Above: Martinique Tourism Commissioner Karine Roy-Camille

By Alexander Britell

It’s now been a year since Martinique Tourism Commissioner Karine Roy-Camille addressed the media at the CTO’s State of the Industry Conference in St Kitts.

At the time, she was a relative unknown outside of the French Caribbean. In a short time, however, she’s become one of the more regionally involved tourism officials in the Caribbean — and Martinique is ramping up its tourism plans.

The ultimate goal? To receive 1 million annual visitors by the year 2020, Roy-Camille announced on Wednesday.

It’s an ambitious goal for the French Caribbean department — that would place it in a select class; in 2012, just six Caribbean destinations counted more than 1 million annual arrivals: the Bahamas, Cuba, Cancun, the Dominican Republic, Jamaica and Puerto Rico, according to data from the Caribbean Tourism Organization.

It’s all part of a shift in strategy for Martinique, which, although it has generally seen a strong GDP contribution from tourism, has tended to receive few visitors from the US and interacted little with the rest of the region’s tourism industry.

And since the St Kitts conference in 2012, Martinique has gone from being an outsider in the Caribbean tourism industry to the high-profile host of the region’s leading tourism conference this week.

The SOTIC conference has put Martinique and its tourism sector on centre stage, as the French island looks to continue to deepen its relationships with the rest of the Caribbean and broaden its tourism arrivals beyond mainland France — with an emphasis on courting those long-sought-after US tourists.

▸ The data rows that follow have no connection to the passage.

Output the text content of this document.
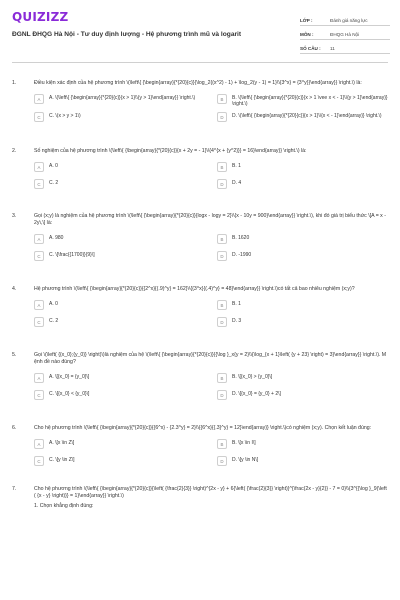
QUIZIZZ
ĐGNL ĐHQG Hà Nội - Tư duy định lượng - Hệ phương trình mũ và logarit
LỚP :	Đánh giá năng lực
MÔN :	ĐHQG Hà Nội
SỐ CÂU :	11
1.	Điều kiện xác định của hệ phương trình \(\left\{ {\begin{array}{*{20}{c}}{\log_2{(x^2) - 1) + \log_2(y - 1) = 1}\\{3^x} = {3^y}}\end{array}} \right.\) là:
A	A. \(\left\{ {\begin{array}{*{20}{c}}{x > 1}\\{y > 1}\end{array}} \right.\)	B	B. \(\left\{ {\begin{array}{*{20}{c}}{x > 1 \vee x < - 1}\\{y > 1}\end{array}} \right.\)
C	C. \(x > y > 1\)	D	D. \(\left\{ {\begin{array}{*{20}{c}}{x > 1}\\{x < - 1}\end{array}} \right.\)
2.	Số nghiệm của hệ phương trình \(\left\{ {\begin{array}{*{20}{c}}{x + 2y = - 1}\\{4^{x + {y^2}}} = 16}\end{array}} \right.\) là:
A	A. 0	B	B. 1
C	C. 2	D	D. 4
3.	Gọi (x;y) là nghiệm của hệ phương trình \(\left\{ {\begin{array}{*{20}{c}}{logx - logy = 2}\\{x - 10y = 900}\end{array}} \right.\), khi đó giá trị biểu thức \[A = x - 2y\,\] là:
A	A. 980	B	B. 1620
C	C. \[\frac{{1700}}{9}\]	D	D. -1990
4.	Hệ phương trình \(\left\{ {\begin{array}{*{20}{c}}{{2^x}{(.9)^y} = 162}\\{{3^x}{(.4)^y} = 48}\end{array}} \right.\)có tất cả bao nhiêu nghiệm (x;y)?
A	A. 0	B	B. 1
C	C. 2	D	D. 3
5.	Gọi \(\left( {{x_0};{y_0}} \right)\)là nghiệm của hệ \(\left\{ {\begin{array}{*{20}{c}}{{\log }_x{y = 2}\\{\log_{x + 1}\left( {y + 23} \right) = 3}\end{array}} \right.\). Mệnh đề nào đúng?
A	A. \[{x_0} = {y_0}\]	B	B. \[{x_0} > {y_0}\]
C	C. \[{x_0} < {y_0}\]	D	D. \[{x_0} = {y_0} + 2\]
6.	Cho hệ phương trình \(\left\{ {\begin{array}{*{20}{c}}{{6^x} - {2.3^y} = 2}\\{{6^x}{{.3}^y} = 12}\end{array}} \right.\)có nghiệm (x;y). Chọn kết luận đúng:
A	A. \[x \in Z\]	B	B. \[x \in I\]
C	C. \[y \in Z\]	D	D. \[y \in N\]
7.	Cho hệ phương trình \(\left\{ {\begin{array}{*{20}{c}}{\left( {\frac{2}{3}} \right)^{2x - y} + 6{\left( {\frac{2}{3}} \right)}^{\frac{2x - y}{2}} - 7 = 0}\\{3^{{\log }_9(\left( {x - y} \right)}} = 1}\end{array}} \right.\)
1. Chọn khẳng định đúng:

The latter seems to have been buoyed by the addition of new weekly direct flights from Miami on American Airlines and from San Juan on Seabourne, with more to come later this year.

Crucially, Martinique’s efforts seem to be paying off. After receiving 573,352 visitors in 2012, the island says it saw 641,000 visitors in 2012, an increase of almost 12 percent.

But can Martinique double its arrivals in seven years?

If it can finally tap into the ultra-competitive US market, that may not be unrealistic.